Carbon dioxide not to blame in ice age mystery

The reason why those cold spells now come less frequently is still unknown

Scientists have peered back in time with a new analytical technique to see atmospheric concentrations of carbon dioxide more than 2 million years into the past. The findings indicate that a long-term decline in the levels of that greenhouse gas isn’t to blame for a geologically recent shift in the frequency of ice ages, scientists say.

The record of ice ages in North America stretches back 2.4 million years (SN: 2/5/05, p. 94). Until about 1.2 million years ago, ice ages in the Northern Hemisphere occurred about every 40,000 years, says Jerry F. McManus, a paleoclimatologist at Lamont-Doherty Earth Observatory in Palisades, N.Y. But for the past 500,000 years or so, ice ages have occurred, on average, only once every 100,000 years, he notes.

Several explanations for this shift have been proposed, but one of the most popular ones — a long-term decline in carbon dioxide levels — isn’t to blame, McManus and his colleagues suggest in the June 19 Science.

By chemically analyzing air bubbles trapped in ice, researchers can get a direct measurement of atmospheric composition. But so far, the longest ice core available reaches back only 800,000 years, McManus says. So, he and his colleagues sought a technique that could look back further into time — one that could take advantage of the multimillion-year records available in seafloor sediments.

The team’s lab tests indicate that the ratio of boron-11 and boron-12 isotopes incorporated from seawater into the calcium carbonate shells of a marine microorganism called Globigerinoides sacculifer depends on the pH of the water in which the creatures lived.
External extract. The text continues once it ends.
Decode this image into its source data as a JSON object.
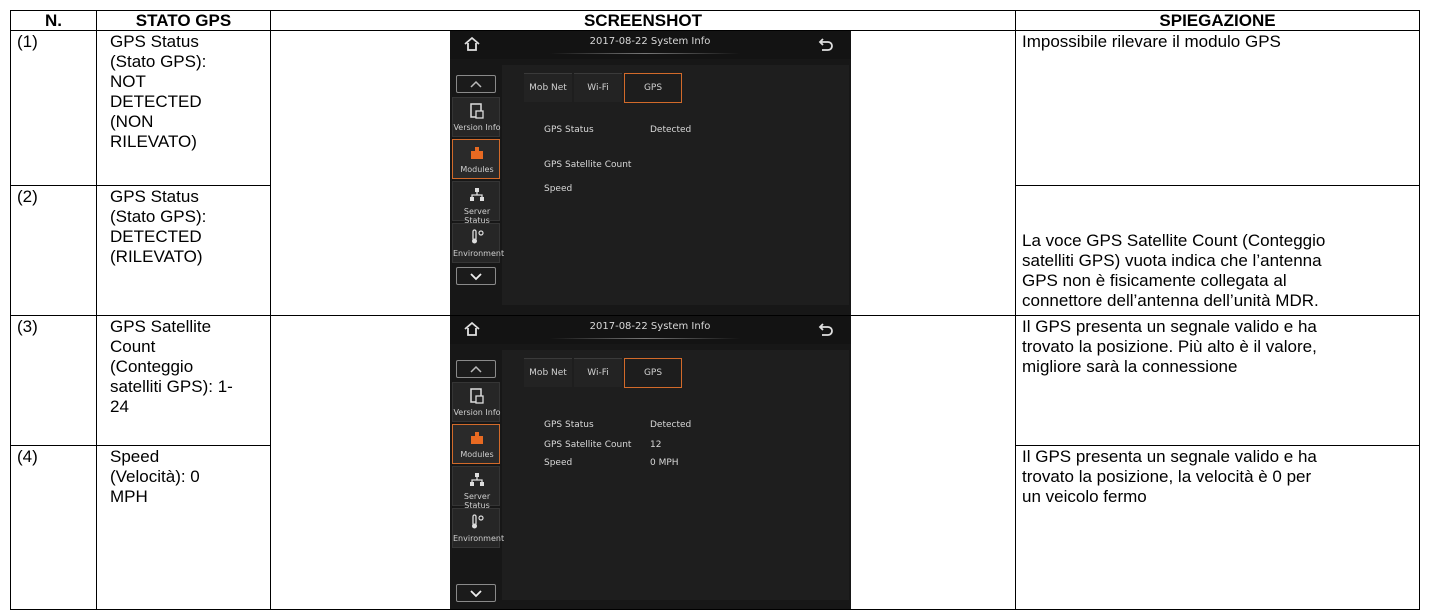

That pH, in turn, depends on the concentration of carbon dioxide in the air, because the gas forms an acid when it dissolves in water. So, the scientists propose that chemical analyses of G. sacculifer shells in ancient sediments should give an indirect measure of the atmosphere’s past carbon dioxide levels.

Then the researchers analyzed G. sacculifer shells taken from a sediment core drilled from the equatorial region of the North Atlantic Ocean, about 1,000 kilometers off the coast of Africa. They used ice-core data from the past 800,000 years to validate their boron-analysis technique and then analyzed shells that had fallen to the ocean floor during the past 2.1 million years.

“This [boron isotope] proxy seems to be amazing,” says Maureen Raymo, a paleoclimatologist at Boston University. “It really does a good job of capturing the trends seen in the ice core data” and has potential to tell scientists much more about how climate works.

Ice-core data suggest that carbon dioxide levels at the coldest points of ice ages ranged between 172 and 180 parts per million, and the higher concentrations in the warm periods between those ice ages varied from 260 to 300 ppm. The new findings for the period between 800,000 and 2.1 million years ago show the same pattern, McManus says. More important, the analyses show that the highest concentrations of carbon dioxide, those found during warmer interglacial periods, haven’t declined at all, he notes.

 “There’s a long history of thinking that a decline in carbon dioxide was responsible for this shift [in the frequency of ice ages],” says Peter U. Clark, a geoscientist at Oregon State University in Corvallis. As CO2 declined, scientists had suggested, the ice that built up during ice ages could last longer, he notes. “It’s a straightforward explanation, but there’s no evidence for it,” he adds.

In extending the record of carbon dioxide measurements, the study also shows that today’s levels — now above 380 parts per million and rising higher each year — are unprecedented during the past 2 million years.